Obama believes in American exceptionalism, except he believes we are exceptionally prone to mass murder.
After the shootings in San Bernardino Wednesday in which a couple killed 14 and they themselves were killed by police, Obama said, “We don’t yet know what the motives of the shooters are but what we do know is that there are steps we can take to make Americans safer. We should never think that this is just something that just happens in the ordinary course of events because it doesn’t happen with the same frequency in other countries.”
He said this country’s record of mass shootings “has no parallel anywhere else in the world,” and said the U.S. needs stronger gun controls to prevent such events.
Speaking to reporters in Paris the day before, Obama addressed the shooting in Colorado Springs at an abortion clinic, saying, “I mean, I say this every time we go one of these mass shootings, this just doesn’t happen in other countries.” Yes, he was in Paris, the scene of the recent massacre of 129 people and the wounding of hundreds more.

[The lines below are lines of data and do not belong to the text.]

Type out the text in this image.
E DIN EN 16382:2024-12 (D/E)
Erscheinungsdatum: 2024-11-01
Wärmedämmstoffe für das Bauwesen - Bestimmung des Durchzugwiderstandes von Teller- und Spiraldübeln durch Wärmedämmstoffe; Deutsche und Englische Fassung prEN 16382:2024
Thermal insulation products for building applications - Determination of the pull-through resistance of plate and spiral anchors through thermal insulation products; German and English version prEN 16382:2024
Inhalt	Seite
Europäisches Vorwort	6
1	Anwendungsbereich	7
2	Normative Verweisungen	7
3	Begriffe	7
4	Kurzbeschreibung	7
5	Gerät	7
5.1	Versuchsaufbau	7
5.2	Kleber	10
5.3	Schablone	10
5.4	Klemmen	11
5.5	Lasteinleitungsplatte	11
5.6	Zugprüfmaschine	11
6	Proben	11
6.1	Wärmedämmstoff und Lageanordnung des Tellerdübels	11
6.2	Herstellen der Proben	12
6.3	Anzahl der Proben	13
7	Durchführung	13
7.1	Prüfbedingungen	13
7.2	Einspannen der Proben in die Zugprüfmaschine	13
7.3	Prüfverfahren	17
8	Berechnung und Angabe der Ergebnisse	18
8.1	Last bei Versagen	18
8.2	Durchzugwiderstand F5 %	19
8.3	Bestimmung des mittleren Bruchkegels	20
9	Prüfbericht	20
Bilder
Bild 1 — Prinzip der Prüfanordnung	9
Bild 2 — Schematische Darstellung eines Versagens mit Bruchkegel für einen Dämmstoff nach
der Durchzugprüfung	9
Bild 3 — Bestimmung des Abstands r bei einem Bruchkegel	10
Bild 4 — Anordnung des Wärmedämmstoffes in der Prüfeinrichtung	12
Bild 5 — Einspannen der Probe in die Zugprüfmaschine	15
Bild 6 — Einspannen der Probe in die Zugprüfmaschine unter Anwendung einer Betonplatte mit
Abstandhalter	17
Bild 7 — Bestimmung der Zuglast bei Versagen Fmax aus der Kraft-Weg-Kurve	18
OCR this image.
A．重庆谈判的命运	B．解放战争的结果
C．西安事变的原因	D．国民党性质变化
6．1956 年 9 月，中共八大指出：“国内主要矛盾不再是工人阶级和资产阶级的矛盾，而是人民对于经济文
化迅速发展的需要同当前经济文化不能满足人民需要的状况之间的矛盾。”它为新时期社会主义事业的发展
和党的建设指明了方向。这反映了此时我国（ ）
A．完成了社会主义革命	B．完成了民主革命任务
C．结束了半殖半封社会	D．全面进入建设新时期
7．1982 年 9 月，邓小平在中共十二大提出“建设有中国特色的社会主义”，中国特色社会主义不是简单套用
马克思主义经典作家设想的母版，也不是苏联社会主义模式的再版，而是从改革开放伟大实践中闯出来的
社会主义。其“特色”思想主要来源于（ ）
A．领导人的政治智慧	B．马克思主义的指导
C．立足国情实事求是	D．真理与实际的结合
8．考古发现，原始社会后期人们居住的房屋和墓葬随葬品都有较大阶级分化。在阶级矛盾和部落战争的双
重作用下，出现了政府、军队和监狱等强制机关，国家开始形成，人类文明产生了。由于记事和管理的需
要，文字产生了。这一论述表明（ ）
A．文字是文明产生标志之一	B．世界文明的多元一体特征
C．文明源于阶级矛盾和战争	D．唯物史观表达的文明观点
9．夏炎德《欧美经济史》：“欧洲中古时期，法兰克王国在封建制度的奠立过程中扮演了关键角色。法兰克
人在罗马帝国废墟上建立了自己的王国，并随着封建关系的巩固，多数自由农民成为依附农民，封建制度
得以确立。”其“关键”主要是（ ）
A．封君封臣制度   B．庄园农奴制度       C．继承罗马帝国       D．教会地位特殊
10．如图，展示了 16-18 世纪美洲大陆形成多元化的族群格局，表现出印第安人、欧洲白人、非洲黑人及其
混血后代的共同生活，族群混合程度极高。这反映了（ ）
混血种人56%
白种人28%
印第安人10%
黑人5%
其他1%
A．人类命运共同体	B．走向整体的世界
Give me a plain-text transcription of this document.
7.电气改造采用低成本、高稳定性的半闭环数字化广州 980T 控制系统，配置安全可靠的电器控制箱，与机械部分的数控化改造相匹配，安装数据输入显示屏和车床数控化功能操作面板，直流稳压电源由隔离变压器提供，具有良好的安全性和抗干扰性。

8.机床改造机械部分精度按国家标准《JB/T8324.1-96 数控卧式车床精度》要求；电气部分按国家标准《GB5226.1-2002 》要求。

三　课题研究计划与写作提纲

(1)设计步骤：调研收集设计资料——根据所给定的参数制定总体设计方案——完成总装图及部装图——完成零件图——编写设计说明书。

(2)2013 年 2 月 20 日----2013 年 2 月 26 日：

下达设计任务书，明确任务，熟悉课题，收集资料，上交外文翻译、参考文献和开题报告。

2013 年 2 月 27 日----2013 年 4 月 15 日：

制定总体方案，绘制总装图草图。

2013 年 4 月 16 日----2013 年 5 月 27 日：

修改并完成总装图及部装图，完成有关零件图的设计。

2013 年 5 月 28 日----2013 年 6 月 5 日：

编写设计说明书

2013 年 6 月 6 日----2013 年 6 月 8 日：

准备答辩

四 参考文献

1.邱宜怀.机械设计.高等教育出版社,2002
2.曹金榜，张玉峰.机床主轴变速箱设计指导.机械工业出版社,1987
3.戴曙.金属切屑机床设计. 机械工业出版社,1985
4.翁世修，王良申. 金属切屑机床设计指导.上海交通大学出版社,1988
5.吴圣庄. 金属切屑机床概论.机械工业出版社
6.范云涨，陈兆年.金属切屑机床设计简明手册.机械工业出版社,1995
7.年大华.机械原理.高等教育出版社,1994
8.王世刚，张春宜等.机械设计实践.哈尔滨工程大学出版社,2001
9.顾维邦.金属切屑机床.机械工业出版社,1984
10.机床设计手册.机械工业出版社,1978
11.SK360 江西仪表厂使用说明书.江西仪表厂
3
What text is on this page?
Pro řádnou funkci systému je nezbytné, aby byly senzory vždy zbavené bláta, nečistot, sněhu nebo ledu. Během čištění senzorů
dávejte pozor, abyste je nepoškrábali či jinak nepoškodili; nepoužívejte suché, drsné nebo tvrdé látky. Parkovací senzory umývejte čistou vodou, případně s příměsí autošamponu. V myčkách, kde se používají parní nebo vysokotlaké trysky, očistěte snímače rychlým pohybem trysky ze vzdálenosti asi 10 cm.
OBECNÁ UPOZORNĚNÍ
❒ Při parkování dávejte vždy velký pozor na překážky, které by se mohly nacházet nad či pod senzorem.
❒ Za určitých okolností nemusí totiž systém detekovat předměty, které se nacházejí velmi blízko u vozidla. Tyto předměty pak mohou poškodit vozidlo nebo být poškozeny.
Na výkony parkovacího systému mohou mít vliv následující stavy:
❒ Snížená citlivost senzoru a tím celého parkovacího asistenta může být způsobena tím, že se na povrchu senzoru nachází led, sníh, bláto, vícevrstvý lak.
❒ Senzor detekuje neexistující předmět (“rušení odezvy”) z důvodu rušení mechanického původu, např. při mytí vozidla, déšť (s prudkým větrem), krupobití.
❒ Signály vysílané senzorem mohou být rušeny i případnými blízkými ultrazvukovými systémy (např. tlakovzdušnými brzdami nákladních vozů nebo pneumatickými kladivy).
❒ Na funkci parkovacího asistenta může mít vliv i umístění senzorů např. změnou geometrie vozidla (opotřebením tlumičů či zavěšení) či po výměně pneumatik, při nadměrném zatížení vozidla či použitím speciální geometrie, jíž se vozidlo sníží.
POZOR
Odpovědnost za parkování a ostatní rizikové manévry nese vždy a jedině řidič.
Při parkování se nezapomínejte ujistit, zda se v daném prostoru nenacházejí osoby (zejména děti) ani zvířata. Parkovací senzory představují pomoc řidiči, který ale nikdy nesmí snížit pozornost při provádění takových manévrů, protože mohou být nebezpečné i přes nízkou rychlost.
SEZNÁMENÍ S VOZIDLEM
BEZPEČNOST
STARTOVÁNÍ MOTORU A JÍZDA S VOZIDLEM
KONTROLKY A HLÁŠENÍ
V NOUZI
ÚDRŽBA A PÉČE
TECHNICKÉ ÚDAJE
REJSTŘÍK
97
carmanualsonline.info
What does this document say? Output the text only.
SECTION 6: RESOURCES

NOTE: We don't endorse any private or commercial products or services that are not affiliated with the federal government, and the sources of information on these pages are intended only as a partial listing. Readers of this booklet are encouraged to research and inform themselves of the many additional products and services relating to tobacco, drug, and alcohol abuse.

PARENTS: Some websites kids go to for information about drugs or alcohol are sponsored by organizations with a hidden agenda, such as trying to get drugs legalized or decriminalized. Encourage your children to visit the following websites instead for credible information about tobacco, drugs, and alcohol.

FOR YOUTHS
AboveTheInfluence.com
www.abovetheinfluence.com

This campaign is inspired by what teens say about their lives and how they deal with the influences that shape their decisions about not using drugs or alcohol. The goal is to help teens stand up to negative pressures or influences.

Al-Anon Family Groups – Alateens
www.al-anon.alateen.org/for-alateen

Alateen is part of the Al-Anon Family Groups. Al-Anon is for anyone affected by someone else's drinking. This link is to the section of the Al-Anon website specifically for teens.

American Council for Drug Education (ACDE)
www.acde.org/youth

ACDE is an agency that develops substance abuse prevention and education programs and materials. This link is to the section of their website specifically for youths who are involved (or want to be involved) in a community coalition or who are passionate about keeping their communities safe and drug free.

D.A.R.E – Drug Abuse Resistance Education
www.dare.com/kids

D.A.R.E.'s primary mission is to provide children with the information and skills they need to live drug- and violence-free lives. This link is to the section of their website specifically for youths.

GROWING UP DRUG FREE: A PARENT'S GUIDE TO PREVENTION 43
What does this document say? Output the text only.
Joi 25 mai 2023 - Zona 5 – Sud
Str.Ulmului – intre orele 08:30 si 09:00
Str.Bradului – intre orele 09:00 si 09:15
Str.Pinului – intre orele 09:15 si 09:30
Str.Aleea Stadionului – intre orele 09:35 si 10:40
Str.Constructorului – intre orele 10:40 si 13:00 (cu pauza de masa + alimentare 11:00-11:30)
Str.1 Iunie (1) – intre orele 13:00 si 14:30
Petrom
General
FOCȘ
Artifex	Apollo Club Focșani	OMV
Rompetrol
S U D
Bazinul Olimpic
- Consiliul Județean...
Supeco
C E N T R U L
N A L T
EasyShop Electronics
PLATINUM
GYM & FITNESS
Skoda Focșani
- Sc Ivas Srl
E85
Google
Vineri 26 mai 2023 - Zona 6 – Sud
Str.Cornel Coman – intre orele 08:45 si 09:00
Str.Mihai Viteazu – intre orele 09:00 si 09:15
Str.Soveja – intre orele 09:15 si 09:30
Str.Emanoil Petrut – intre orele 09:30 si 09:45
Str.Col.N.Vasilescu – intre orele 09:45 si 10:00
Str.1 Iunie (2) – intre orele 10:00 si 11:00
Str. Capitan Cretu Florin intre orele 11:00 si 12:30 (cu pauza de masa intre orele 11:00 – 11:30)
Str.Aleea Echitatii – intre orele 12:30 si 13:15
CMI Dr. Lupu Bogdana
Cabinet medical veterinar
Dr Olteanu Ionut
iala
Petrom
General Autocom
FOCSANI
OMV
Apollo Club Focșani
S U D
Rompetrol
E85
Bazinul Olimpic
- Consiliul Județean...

But John R. Lott Jr., writing in Investor’s Business Daily and prior to Wednesday’s shooting, begs to differ and does the math.
Lott notes that in 2015 alone France has suffered more casualties due to mass shootings than the U.S. has had during Obama’s entire presidency — 508 to 394, plus the 35 from San Bernardino, 37 if you count the shooters.
The U.S. actually ranks eighth per capita in mass public shooting fatalities, Lott calculates, well behind European countries with far more strict gun control laws. “Macedonia had a rate of 0.38, Serbia 0.28, Slovakia 0.20, Finland 0.14, Belgium 0.14 and the Czech Republic 0.13,” he writes. “The U.S. comes in eighth with 0.095 mass public shooting fatalities per million people. Austria and Switzerland are close behind.”
Something surely needs to be done, but it helps to start the dialogue with facts instead of false rhetoric.